Catholic education leads young philosophy students to the truth

Vince Cascone is the archdiocese school principal.

by Vince Cascone

This is a continuation of my September 30 Truth article.

A lesson given by a theology teacher at one of our archdiocesan high schools earlier this year was shared with me recently.

Before the students entered the classroom, the teacher simply wrote on the chalkboard at the front of the room the quote, “Is everything in the Bible true?” Imagine the discussion that ensued as 20 teenagers debated this simple yet profound question.

Although “yes” would be the short answer, the students continued to discuss such things as whether or not the writers of the books of the Bible were inspired of God, whether all things in the Bible should be taken literally, and what “truth” means. is .”

As Catholics, we believe that Jesus is “the way, and the truth, and the life” (John 14:6). We all know the saying, “Beauty is in the eye of the beholder.”

However, relativism is the philosophy that reality is also in the eye of the beholder.

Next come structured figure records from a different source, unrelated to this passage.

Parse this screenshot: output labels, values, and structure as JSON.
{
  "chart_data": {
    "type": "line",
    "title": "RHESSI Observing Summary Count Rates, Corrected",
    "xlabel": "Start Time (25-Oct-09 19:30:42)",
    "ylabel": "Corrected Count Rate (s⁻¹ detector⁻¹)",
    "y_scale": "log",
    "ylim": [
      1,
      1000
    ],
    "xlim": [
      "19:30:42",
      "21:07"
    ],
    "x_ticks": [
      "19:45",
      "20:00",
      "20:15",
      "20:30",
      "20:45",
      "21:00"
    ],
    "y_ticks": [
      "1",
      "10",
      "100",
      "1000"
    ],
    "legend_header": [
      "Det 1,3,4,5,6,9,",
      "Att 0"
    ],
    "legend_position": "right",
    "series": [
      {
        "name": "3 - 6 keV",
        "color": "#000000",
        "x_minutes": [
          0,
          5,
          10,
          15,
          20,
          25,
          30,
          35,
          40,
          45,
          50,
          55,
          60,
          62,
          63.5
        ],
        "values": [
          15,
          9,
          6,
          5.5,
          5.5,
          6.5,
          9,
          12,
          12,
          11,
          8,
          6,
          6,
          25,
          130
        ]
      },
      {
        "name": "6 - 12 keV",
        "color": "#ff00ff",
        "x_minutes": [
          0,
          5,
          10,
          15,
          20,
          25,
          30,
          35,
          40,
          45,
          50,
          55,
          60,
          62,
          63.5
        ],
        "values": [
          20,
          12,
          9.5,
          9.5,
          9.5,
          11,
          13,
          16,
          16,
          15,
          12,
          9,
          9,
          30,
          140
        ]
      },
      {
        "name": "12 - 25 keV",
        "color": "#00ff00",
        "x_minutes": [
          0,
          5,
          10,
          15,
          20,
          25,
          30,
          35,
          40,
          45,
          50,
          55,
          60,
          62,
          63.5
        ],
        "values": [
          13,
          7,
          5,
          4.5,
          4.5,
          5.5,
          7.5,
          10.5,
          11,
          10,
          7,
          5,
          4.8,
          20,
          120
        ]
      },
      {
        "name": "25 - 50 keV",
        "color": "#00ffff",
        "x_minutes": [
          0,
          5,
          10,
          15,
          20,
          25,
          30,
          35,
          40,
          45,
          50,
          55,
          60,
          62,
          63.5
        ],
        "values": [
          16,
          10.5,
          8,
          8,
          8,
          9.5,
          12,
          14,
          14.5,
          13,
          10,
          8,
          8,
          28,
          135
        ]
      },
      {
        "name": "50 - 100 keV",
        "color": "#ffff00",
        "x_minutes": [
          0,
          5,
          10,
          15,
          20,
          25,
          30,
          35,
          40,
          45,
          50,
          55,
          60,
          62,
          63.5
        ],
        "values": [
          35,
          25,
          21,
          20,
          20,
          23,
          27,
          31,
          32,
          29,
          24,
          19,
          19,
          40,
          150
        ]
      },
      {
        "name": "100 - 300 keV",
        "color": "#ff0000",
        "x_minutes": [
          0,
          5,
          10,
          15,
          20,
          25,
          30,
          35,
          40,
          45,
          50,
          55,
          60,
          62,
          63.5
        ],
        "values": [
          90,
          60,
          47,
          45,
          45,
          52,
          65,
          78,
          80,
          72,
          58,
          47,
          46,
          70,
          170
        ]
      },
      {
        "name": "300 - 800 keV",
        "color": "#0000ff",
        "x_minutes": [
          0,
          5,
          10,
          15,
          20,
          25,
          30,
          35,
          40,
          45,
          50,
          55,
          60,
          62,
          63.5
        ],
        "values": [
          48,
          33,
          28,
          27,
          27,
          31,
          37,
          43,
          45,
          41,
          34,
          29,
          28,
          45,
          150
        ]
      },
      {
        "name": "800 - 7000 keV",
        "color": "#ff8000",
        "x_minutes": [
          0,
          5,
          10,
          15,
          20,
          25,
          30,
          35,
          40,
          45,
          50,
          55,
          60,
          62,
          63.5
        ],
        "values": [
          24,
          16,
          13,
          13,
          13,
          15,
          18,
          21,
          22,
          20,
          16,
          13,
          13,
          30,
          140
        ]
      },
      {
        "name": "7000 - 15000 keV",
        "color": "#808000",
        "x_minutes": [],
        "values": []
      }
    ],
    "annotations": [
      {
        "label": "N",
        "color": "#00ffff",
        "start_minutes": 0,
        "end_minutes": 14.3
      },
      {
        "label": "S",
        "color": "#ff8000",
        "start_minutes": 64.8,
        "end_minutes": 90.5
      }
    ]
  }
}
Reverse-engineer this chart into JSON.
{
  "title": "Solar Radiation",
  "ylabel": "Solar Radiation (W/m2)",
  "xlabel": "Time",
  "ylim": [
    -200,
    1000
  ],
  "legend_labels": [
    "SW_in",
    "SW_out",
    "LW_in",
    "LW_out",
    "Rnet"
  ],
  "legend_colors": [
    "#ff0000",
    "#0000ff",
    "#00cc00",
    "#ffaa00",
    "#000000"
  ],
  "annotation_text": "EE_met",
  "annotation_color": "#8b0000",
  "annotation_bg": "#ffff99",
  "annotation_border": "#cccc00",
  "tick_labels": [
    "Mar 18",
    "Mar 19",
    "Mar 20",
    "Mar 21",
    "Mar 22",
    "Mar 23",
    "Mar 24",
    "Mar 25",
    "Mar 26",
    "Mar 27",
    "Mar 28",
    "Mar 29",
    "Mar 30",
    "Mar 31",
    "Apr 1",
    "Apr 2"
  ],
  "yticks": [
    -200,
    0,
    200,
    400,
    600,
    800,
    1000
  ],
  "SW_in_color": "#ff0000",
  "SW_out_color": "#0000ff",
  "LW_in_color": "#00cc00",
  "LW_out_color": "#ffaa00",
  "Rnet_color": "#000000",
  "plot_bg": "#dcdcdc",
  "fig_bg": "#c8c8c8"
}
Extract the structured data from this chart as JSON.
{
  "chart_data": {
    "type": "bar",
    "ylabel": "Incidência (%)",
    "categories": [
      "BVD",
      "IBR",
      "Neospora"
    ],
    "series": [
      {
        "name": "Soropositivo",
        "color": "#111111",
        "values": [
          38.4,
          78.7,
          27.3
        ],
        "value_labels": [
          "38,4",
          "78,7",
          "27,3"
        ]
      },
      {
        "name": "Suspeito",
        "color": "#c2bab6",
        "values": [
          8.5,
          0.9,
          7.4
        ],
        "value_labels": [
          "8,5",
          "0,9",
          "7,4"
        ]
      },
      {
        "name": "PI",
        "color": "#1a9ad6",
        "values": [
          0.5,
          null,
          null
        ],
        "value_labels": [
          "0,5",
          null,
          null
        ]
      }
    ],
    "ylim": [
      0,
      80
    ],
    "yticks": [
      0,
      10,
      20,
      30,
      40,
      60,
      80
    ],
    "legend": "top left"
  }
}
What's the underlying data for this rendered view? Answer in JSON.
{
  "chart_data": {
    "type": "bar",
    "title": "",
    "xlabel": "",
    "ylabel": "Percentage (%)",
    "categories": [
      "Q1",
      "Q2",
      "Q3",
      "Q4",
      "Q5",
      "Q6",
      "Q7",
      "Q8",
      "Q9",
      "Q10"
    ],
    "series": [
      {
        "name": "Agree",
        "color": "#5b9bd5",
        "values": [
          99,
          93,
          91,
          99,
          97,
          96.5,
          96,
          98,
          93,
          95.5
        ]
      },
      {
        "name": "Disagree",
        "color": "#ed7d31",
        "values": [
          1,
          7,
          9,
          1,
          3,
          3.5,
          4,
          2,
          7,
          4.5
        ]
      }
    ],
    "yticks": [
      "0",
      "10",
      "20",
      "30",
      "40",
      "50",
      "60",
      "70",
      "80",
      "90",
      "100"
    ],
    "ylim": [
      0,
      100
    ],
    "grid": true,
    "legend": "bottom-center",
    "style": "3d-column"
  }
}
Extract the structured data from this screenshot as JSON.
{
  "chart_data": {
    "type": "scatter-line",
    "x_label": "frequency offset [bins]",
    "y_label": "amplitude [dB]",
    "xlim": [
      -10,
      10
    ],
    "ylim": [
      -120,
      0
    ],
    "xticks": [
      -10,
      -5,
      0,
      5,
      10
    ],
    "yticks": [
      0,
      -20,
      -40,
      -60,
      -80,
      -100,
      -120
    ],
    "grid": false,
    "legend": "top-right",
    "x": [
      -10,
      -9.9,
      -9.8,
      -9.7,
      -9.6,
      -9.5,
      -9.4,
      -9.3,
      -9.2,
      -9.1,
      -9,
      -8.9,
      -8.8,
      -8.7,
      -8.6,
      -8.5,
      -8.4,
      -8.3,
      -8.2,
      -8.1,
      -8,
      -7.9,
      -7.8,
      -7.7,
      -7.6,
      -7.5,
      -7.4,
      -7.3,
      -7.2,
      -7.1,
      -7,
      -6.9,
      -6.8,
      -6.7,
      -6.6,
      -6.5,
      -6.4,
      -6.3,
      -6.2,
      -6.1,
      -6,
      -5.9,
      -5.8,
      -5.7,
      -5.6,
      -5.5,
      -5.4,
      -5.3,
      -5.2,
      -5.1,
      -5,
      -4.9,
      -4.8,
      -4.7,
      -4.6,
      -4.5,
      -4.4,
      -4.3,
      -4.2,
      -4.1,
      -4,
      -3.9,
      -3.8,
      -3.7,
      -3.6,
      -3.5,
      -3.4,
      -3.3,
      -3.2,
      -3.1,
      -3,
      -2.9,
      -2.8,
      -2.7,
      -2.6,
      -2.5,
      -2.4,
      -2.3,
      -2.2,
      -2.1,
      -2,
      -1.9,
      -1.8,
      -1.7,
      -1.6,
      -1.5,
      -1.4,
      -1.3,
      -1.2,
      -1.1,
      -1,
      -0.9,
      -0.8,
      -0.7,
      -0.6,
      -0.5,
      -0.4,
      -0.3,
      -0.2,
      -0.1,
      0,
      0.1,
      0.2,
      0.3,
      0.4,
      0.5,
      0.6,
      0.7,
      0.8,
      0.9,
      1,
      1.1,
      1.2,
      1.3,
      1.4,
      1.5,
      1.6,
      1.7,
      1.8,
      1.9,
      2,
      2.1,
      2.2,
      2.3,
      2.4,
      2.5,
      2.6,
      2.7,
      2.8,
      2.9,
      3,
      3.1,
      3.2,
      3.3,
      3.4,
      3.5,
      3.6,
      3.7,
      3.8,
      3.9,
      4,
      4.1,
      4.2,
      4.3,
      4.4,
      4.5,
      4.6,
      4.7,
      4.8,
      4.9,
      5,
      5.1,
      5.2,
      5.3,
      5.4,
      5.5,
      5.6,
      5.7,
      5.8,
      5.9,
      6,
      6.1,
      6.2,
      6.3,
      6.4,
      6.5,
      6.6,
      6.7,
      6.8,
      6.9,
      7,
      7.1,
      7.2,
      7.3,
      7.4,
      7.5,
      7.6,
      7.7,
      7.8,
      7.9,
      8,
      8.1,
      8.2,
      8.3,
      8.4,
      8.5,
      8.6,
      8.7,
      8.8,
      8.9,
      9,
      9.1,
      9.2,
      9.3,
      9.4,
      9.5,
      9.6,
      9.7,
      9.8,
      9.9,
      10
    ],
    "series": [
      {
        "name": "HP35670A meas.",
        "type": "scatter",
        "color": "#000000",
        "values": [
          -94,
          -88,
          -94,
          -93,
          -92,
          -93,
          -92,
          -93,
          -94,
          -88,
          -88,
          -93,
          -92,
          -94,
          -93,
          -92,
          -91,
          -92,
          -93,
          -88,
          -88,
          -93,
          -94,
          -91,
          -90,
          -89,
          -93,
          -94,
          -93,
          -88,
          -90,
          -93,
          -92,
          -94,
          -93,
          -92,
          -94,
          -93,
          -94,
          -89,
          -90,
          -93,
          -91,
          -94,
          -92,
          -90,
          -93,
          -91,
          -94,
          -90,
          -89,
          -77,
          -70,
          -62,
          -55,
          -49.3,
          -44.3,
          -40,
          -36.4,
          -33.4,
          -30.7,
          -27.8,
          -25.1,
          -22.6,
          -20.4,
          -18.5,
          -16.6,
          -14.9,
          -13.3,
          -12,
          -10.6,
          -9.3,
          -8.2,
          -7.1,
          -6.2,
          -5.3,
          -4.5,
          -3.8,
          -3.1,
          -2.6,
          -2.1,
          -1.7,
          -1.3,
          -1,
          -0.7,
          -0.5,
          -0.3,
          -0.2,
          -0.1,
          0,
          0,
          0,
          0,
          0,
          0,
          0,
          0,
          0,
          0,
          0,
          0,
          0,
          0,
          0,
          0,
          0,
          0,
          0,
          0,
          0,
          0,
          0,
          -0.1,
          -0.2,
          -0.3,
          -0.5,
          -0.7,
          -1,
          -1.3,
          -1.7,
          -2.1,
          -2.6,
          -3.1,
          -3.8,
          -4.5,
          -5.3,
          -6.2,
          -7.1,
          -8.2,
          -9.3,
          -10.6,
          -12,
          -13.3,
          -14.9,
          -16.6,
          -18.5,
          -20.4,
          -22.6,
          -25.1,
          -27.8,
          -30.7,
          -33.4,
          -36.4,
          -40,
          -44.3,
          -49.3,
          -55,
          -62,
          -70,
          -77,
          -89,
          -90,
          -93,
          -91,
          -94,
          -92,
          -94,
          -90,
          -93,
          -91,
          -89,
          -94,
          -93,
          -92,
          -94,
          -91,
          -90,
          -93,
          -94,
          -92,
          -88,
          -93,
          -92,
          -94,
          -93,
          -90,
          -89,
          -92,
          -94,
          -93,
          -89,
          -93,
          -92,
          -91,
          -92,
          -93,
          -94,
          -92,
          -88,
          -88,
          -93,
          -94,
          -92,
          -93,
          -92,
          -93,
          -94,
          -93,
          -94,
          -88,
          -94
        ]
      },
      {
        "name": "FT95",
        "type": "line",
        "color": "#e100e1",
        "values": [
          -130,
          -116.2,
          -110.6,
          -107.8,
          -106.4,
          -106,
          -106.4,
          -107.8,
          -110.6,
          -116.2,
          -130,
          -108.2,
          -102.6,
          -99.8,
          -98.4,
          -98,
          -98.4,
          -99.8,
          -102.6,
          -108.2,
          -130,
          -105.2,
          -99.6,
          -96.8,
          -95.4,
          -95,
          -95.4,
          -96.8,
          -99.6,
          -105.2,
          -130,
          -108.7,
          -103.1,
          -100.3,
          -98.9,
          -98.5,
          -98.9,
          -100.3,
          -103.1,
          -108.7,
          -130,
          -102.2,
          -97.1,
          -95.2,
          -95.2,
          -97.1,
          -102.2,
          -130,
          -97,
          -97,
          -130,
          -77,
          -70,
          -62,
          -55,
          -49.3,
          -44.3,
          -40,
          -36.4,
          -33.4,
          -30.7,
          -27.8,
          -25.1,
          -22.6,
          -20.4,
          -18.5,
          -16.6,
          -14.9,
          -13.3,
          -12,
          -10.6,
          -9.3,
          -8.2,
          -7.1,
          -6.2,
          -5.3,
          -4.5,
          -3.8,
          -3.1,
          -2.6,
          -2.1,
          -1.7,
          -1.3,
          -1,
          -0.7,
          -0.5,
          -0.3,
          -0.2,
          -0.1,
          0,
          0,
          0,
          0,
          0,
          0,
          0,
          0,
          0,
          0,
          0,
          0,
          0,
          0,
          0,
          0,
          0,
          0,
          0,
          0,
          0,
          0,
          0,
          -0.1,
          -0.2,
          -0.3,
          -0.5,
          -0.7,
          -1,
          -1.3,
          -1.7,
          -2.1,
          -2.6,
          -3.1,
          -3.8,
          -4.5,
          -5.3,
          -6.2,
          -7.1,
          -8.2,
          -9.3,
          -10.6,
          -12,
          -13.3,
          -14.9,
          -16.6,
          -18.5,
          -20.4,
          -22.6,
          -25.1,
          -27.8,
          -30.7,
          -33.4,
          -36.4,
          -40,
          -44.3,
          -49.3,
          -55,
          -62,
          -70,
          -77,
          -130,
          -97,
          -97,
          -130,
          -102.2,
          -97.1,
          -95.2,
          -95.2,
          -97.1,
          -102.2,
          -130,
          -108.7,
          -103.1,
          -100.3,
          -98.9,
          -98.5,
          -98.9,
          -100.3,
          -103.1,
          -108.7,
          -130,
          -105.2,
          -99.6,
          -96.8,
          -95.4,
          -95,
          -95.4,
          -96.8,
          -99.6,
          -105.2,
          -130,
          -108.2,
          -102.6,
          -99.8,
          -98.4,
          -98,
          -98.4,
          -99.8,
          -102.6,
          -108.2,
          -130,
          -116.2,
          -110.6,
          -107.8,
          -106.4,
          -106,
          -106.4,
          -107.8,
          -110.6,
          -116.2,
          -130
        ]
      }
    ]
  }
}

Relativism has created such quotes as: “You have your truth and I have my truth.” Relativism by its very nature creates confusion about any objective truth.

When we allow emotions to be our masters, and not primarily the guides they are meant to be, we can be trapped in a relativistic world, perpetually confused by the same question Pontius Pilate famously asked when he caught his eye Jesus looked, “What is truth?” (John 18:38).

Philosophy is defined as “the study of the fundamental nature of knowledge, reality and existence”. Philosophy is what makes people seek the truth.

As Saint John Paul II said: “Man is by nature a philosopher” (Fides et Ratio, 64). We have a natural desire to seek knowledge and truth and to try to understand the purpose of our existence.

Can you imagine the confusion our young people must feel when their innate desire for knowledge and truth collides with the force of a culture struggling to express such obvious objective truths as the definition of what a woman or a man is? define?

Our Catholic schools in the Archdiocese of Kansas City, Kansas, strive to work with parents, as the primary educators of their children, to help our young natural philosopher students discern the truth. We do this by helping them see truth, beauty and goodness in the world around them.

One need only examine things like the beauty and complexity of the vast universe or the tiny cells that make up the wonder of the human body to see the truth that a great architect exists.